Personal details
- Born: 15 February 1618 Westerleigh, Gloucestershire, England
- Died: 29 November 1676 (aged 58) Newport, Rhode Island
- Spouse(s): (Mary) (7 children) Hannah Gaylord (2 children - 2)
- Children: John Crandall James Crandall Jane Crandall Sarah Crandall Peter Crandall Joseph Crandall Samuel Crandall Jeremiah Crandall Eber Crandall

= John Crandall =

Elder John Crandall (15 February 1618 – before 16 January 1675/76) was a Baptist minister, born in Westerleigh, Gloucestershire, England and was one of the founding settlers of Westerly, Rhode Island.

==Biography==
===English roots===
Crandall was born in 1618 (baptized February 15, 1617/8) in Westerleigh, Gloucestershire, England to James Crandall, a yeoman of Kendleshire in that parish, and his first wife Eleanor. The name was probably taken from Crundelend in Abberley, Worcestershire, where people bearing the name were concentrated in the 16th century. Crandall's great-grandfather Nicholas Crundall (died 1589) of Tewkesbury, Gloucestershire came to south Gloucestershire in 1572 as the vicar of the parish of Winterbourne. Nothing else is known of John Crandall's life in England prior to his emigration to America, except that his relatives started spelling the name "Crandall" around 1610.

===In America===
The first documentation for Crandall in America is in 1643 when he appears as a grand jury member in Newport. He became a prominent member of the First Baptist Church in Newport, and subsequently the first elder of the denomination at Westerly, Rhode Island.

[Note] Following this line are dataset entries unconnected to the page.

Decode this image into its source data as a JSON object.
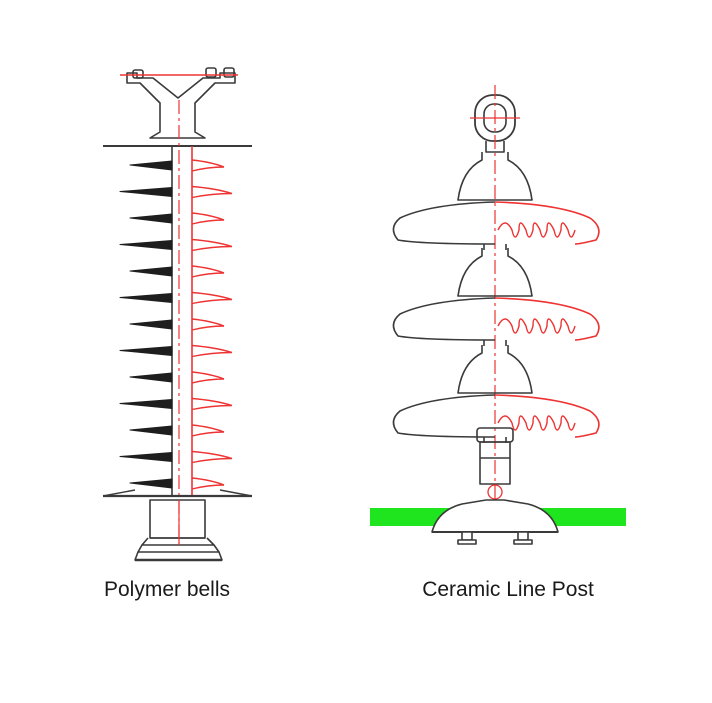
{
  "diagrams": [
    {
      "caption": "Polymer bells"
    },
    {
      "caption": "Ceramic Line Post"
    }
  ],
  "colors": {
    "outline": "#3a3a3a",
    "dark_shed": "#1e1e1e",
    "red_line": "#ee3333",
    "ground": "#1fe51f",
    "background": "#ffffff"
  }
}
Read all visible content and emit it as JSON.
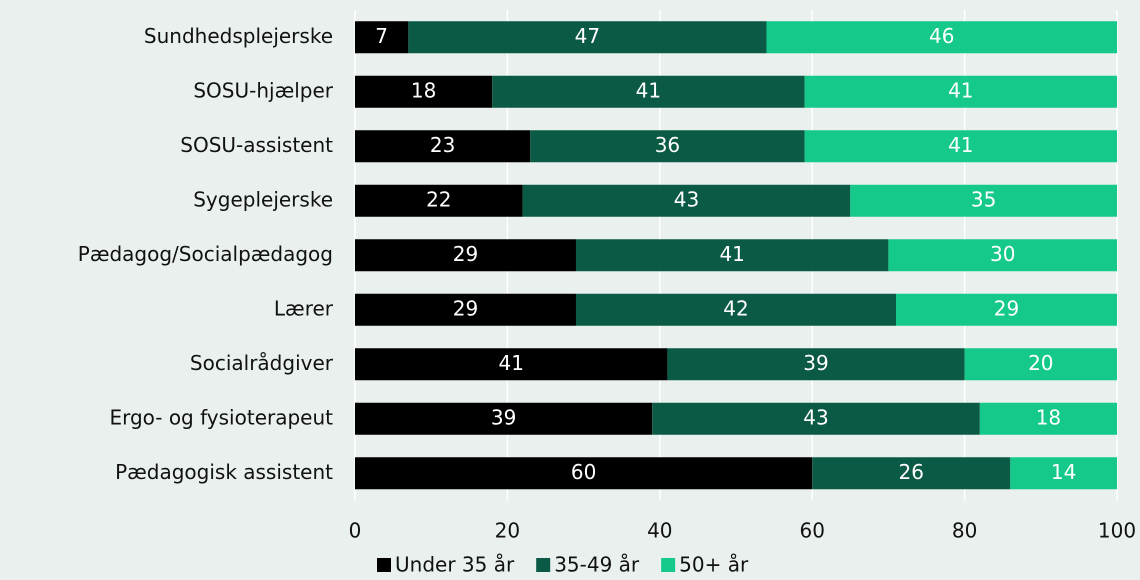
{
  "chart_data": {
    "type": "bar",
    "orientation": "horizontal",
    "stacked": true,
    "categories": [
      "Sundhedsplejerske",
      "SOSU-hjælper",
      "SOSU-assistent",
      "Sygeplejerske",
      "Pædagog/Socialpædagog",
      "Lærer",
      "Socialrådgiver",
      "Ergo- og fysioterapeut",
      "Pædagogisk assistent"
    ],
    "series": [
      {
        "name": "Under 35 år",
        "color": "#000000",
        "values": [
          7,
          18,
          23,
          22,
          29,
          29,
          41,
          39,
          60
        ]
      },
      {
        "name": "35-49 år",
        "color": "#0b5a45",
        "values": [
          47,
          41,
          36,
          43,
          41,
          42,
          39,
          43,
          26
        ]
      },
      {
        "name": "50+ år",
        "color": "#15c98a",
        "values": [
          46,
          41,
          41,
          35,
          30,
          29,
          20,
          18,
          14
        ]
      }
    ],
    "xlim": [
      0,
      100
    ],
    "xticks": [
      0,
      20,
      40,
      60,
      80,
      100
    ],
    "grid": true,
    "legend": "bottom"
  }
}
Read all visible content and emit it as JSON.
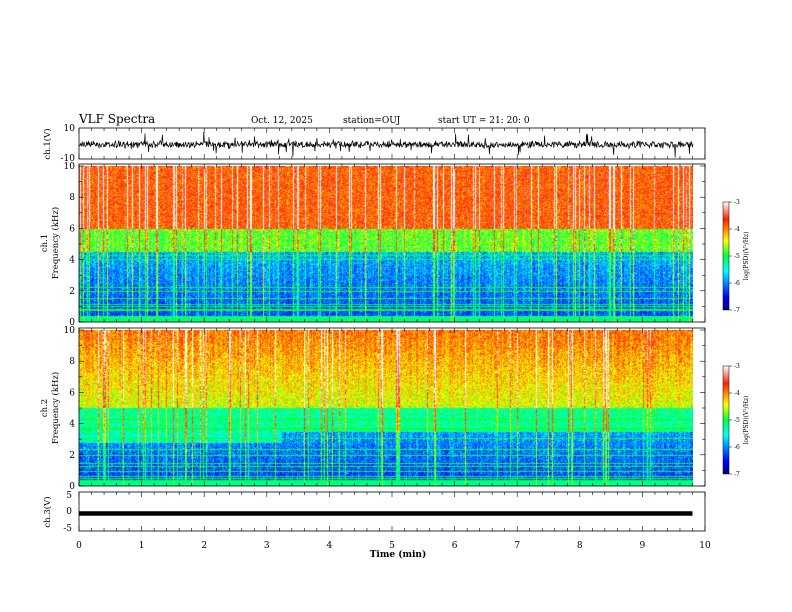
{
  "header": {
    "title": "VLF Spectra",
    "date": "Oct. 12, 2025",
    "station": "station=OUJ",
    "start": "start  UT  =  21: 20: 0"
  },
  "chart_data": [
    {
      "type": "line",
      "panel": "ch1-waveform",
      "ylabel": "ch.1(V)",
      "ylim": [
        -10,
        10
      ],
      "yticks": [
        "10",
        "-10"
      ],
      "xlim": [
        0,
        10
      ]
    },
    {
      "type": "heatmap",
      "panel": "ch1-spectrogram",
      "ylabel_line1": "ch.1",
      "ylabel_line2": "Frequency (kHz)",
      "ylim": [
        0,
        10
      ],
      "yticks": [
        "0",
        "2",
        "4",
        "6",
        "8",
        "10"
      ],
      "xlim": [
        0,
        10
      ],
      "colorbar": {
        "label": "log(PSD)(V²/Hz)",
        "range": [
          -7,
          -3
        ],
        "ticks": [
          "-3",
          "-4",
          "-5",
          "-6",
          "-7"
        ]
      }
    },
    {
      "type": "heatmap",
      "panel": "ch2-spectrogram",
      "ylabel_line1": "ch.2",
      "ylabel_line2": "Frequency (kHz)",
      "ylim": [
        0,
        10
      ],
      "yticks": [
        "0",
        "2",
        "4",
        "6",
        "8",
        "10"
      ],
      "xlim": [
        0,
        10
      ],
      "colorbar": {
        "label": "log(PSD)(V²/Hz)",
        "range": [
          -7,
          -3
        ],
        "ticks": [
          "-3",
          "-4",
          "-5",
          "-6",
          "-7"
        ]
      }
    },
    {
      "type": "line",
      "panel": "ch3-waveform",
      "ylabel": "ch.3(V)",
      "ylim": [
        -5,
        5
      ],
      "yticks": [
        "5",
        "0",
        "-5"
      ],
      "xlim": [
        0,
        10
      ],
      "series": [
        {
          "x": [
            0,
            9.8
          ],
          "y": [
            -0.5,
            -0.5
          ]
        }
      ]
    }
  ],
  "xaxis": {
    "label": "Time (min)",
    "ticks": [
      "0",
      "1",
      "2",
      "3",
      "4",
      "5",
      "6",
      "7",
      "8",
      "9",
      "10"
    ]
  }
}
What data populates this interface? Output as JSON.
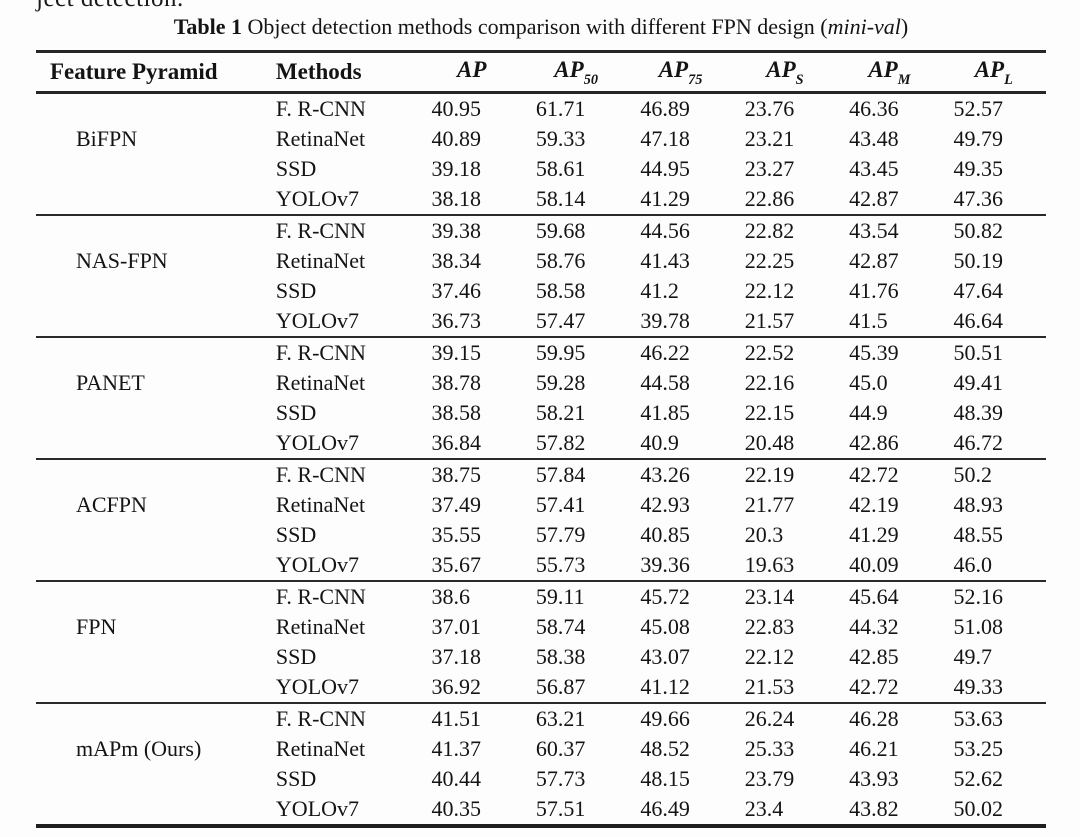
{
  "page": {
    "clipped_top_text": "ject detection.",
    "caption": {
      "label": "Table 1",
      "body": " Object detection methods comparison with different FPN design (",
      "italic": "mini-val",
      "close": ")"
    }
  },
  "table": {
    "columns": [
      {
        "base": "Feature Pyramid",
        "sub": ""
      },
      {
        "base": "Methods",
        "sub": ""
      },
      {
        "base": "AP",
        "sub": ""
      },
      {
        "base": "AP",
        "sub": "50"
      },
      {
        "base": "AP",
        "sub": "75"
      },
      {
        "base": "AP",
        "sub": "S"
      },
      {
        "base": "AP",
        "sub": "M"
      },
      {
        "base": "AP",
        "sub": "L"
      }
    ],
    "groups": [
      {
        "label": "BiFPN",
        "rows": [
          {
            "method": "F. R-CNN",
            "values": [
              "40.95",
              "61.71",
              "46.89",
              "23.76",
              "46.36",
              "52.57"
            ]
          },
          {
            "method": "RetinaNet",
            "values": [
              "40.89",
              "59.33",
              "47.18",
              "23.21",
              "43.48",
              "49.79"
            ]
          },
          {
            "method": "SSD",
            "values": [
              "39.18",
              "58.61",
              "44.95",
              "23.27",
              "43.45",
              "49.35"
            ]
          },
          {
            "method": "YOLOv7",
            "values": [
              "38.18",
              "58.14",
              "41.29",
              "22.86",
              "42.87",
              "47.36"
            ]
          }
        ]
      },
      {
        "label": "NAS-FPN",
        "rows": [
          {
            "method": "F. R-CNN",
            "values": [
              "39.38",
              "59.68",
              "44.56",
              "22.82",
              "43.54",
              "50.82"
            ]
          },
          {
            "method": "RetinaNet",
            "values": [
              "38.34",
              "58.76",
              "41.43",
              "22.25",
              "42.87",
              "50.19"
            ]
          },
          {
            "method": "SSD",
            "values": [
              "37.46",
              "58.58",
              "41.2",
              "22.12",
              "41.76",
              "47.64"
            ]
          },
          {
            "method": "YOLOv7",
            "values": [
              "36.73",
              "57.47",
              "39.78",
              "21.57",
              "41.5",
              "46.64"
            ]
          }
        ]
      },
      {
        "label": "PANET",
        "rows": [
          {
            "method": "F. R-CNN",
            "values": [
              "39.15",
              "59.95",
              "46.22",
              "22.52",
              "45.39",
              "50.51"
            ]
          },
          {
            "method": "RetinaNet",
            "values": [
              "38.78",
              "59.28",
              "44.58",
              "22.16",
              "45.0",
              "49.41"
            ]
          },
          {
            "method": "SSD",
            "values": [
              "38.58",
              "58.21",
              "41.85",
              "22.15",
              "44.9",
              "48.39"
            ]
          },
          {
            "method": "YOLOv7",
            "values": [
              "36.84",
              "57.82",
              "40.9",
              "20.48",
              "42.86",
              "46.72"
            ]
          }
        ]
      },
      {
        "label": "ACFPN",
        "rows": [
          {
            "method": "F. R-CNN",
            "values": [
              "38.75",
              "57.84",
              "43.26",
              "22.19",
              "42.72",
              "50.2"
            ]
          },
          {
            "method": "RetinaNet",
            "values": [
              "37.49",
              "57.41",
              "42.93",
              "21.77",
              "42.19",
              "48.93"
            ]
          },
          {
            "method": "SSD",
            "values": [
              "35.55",
              "57.79",
              "40.85",
              "20.3",
              "41.29",
              "48.55"
            ]
          },
          {
            "method": "YOLOv7",
            "values": [
              "35.67",
              "55.73",
              "39.36",
              "19.63",
              "40.09",
              "46.0"
            ]
          }
        ]
      },
      {
        "label": "FPN",
        "rows": [
          {
            "method": "F. R-CNN",
            "values": [
              "38.6",
              "59.11",
              "45.72",
              "23.14",
              "45.64",
              "52.16"
            ]
          },
          {
            "method": "RetinaNet",
            "values": [
              "37.01",
              "58.74",
              "45.08",
              "22.83",
              "44.32",
              "51.08"
            ]
          },
          {
            "method": "SSD",
            "values": [
              "37.18",
              "58.38",
              "43.07",
              "22.12",
              "42.85",
              "49.7"
            ]
          },
          {
            "method": "YOLOv7",
            "values": [
              "36.92",
              "56.87",
              "41.12",
              "21.53",
              "42.72",
              "49.33"
            ]
          }
        ]
      },
      {
        "label": "mAPm (Ours)",
        "rows": [
          {
            "method": "F. R-CNN",
            "values": [
              "41.51",
              "63.21",
              "49.66",
              "26.24",
              "46.28",
              "53.63"
            ]
          },
          {
            "method": "RetinaNet",
            "values": [
              "41.37",
              "60.37",
              "48.52",
              "25.33",
              "46.21",
              "53.25"
            ]
          },
          {
            "method": "SSD",
            "values": [
              "40.44",
              "57.73",
              "48.15",
              "23.79",
              "43.93",
              "52.62"
            ]
          },
          {
            "method": "YOLOv7",
            "values": [
              "40.35",
              "57.51",
              "46.49",
              "23.4",
              "43.82",
              "50.02"
            ]
          }
        ]
      }
    ]
  },
  "colors": {
    "text": "#141414",
    "rule": "#262626",
    "background": "#fdfdfd"
  }
}
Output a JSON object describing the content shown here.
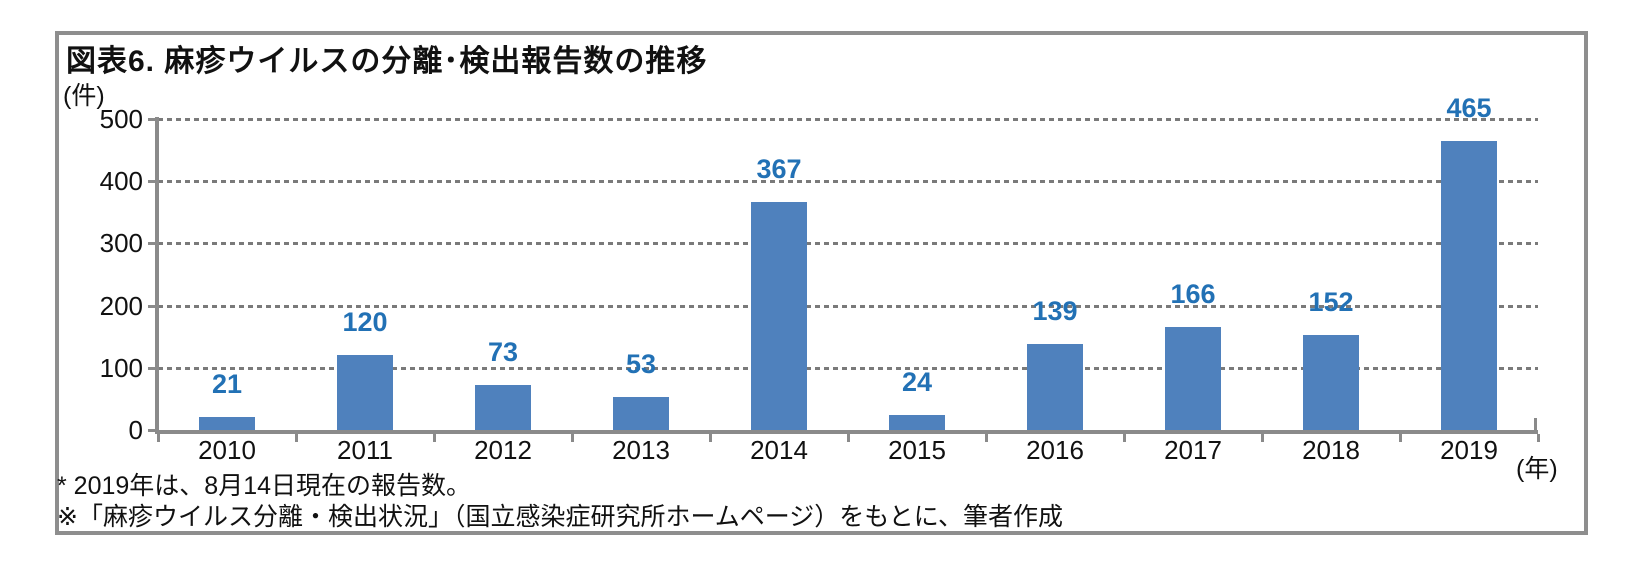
{
  "figure": {
    "title": "図表6.  麻疹ウイルスの分離･検出報告数の推移",
    "y_axis_unit": "(件)",
    "x_axis_unit": "(年)",
    "footnote_1": "* 2019年は、8月14日現在の報告数。",
    "footnote_2": "※「麻疹ウイルス分離・検出状況」（国立感染症研究所ホームページ）をもとに、筆者作成"
  },
  "chart_data": {
    "type": "bar",
    "title": "図表6. 麻疹ウイルスの分離･検出報告数の推移",
    "categories": [
      "2010",
      "2011",
      "2012",
      "2013",
      "2014",
      "2015",
      "2016",
      "2017",
      "2018",
      "2019"
    ],
    "values": [
      21,
      120,
      73,
      53,
      367,
      24,
      139,
      166,
      152,
      465
    ],
    "xlabel": "年",
    "ylabel": "件",
    "ylim": [
      0,
      500
    ],
    "yticks": [
      0,
      100,
      200,
      300,
      400,
      500
    ],
    "grid": "horizontal-dotted",
    "legend": "none",
    "data_labels": "above-bars",
    "colors": {
      "bar": "#4F81BD",
      "value_label": "#2271B5",
      "axis": "#8A8A8A",
      "gridline": "#7A7A7A",
      "frame_border": "#8E8E8E",
      "text": "#111111"
    }
  }
}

He went to Lynn, Massachusetts with John Clarke and Obadiah Holmes to hold services for the Baptists; he was arrested there on July 21, 1651 and sent to prison in Boston. Ten days later, he was convicted of breaking the law by holding services and fined five pounds, in default of which he was to be publicly whipped. He was released upon his promise to appear at the next term of court. In January 1674/75, he came under the scrutiny of Connecticut civil and religious authorities for preaching Baptist doctrines and baptizing three men at New London.

In 1655, he was a freeman of Rhode Island; he was a representative for Newport to the General Court of Commissioners (the legislative body) in 1658-59 and 1662–63. He signed a letter with eight others to the court of commissioners of Rhode Island dated August 27, 1661 in relation to a tract of land at Westerly where they desired to settle. He and Joseph Torrey were appointed commissioners on May 14, 1669 to treat with Connecticut concerning the jurisdiction of disputed territory, and the colony of Rhode Island gave him 35 shillings to pay his expenses to Connecticut.

On November 18, 1669, he received a letter from the governor and assistants of Connecticut complaining that he and others had appropriated a large tract of land belonging to Stonington, Connecticut. He and Tobias Saunders answered the complaint on behalf of the Westerly people. He was conservator of the peace at Westerly in 1670, and deputy to the general assembly again in 1670-71. The Connecticut authorities arrested him on May 2, 1671, but the Rhode Island government advised him not to give bond and promised to pay his expenses and defend him.

He had at least seven children by his first wife, who died August 2, 1670. His second wife was Hannah Gaylord (born 1647), daughter of William and Ann (Porter) Gaylord of Windsor, Connecticut. She died in 1678. He died at Newport, where he had moved in 1675 because of King Philip's War.

==Descendants==
Crandall's children were: John, James, Jane who married James Babcock, Sarah who married Josiah Witter, Peter whose wife's name was Mary, Joseph who married Deborah Burdick, Samuel who married Sarah Colby (or Celbey), Jeremiah, and Eber. He is the ancestor of a number of prominent Americans, including Charles Henry Crandall, James Otis Crandall, Jesse Armour Crandall, Lucien Stephen Crandall, Orson Leon Crandall, Prudence Crandall, Reed Crandall, Robert Crandall, and Roland Crandall. Others include Lucille Ball, Katharine Hepburn, Julia Child, Ruth Benedict, Garrison Keillor, and Frances Folsom Cleveland, wife of President Grover Cleveland, Caleb Rawn Crandall, Nettie Virginia Crandall Bunt, Rawn Michael Bunt and Stephanie Marie Bunt.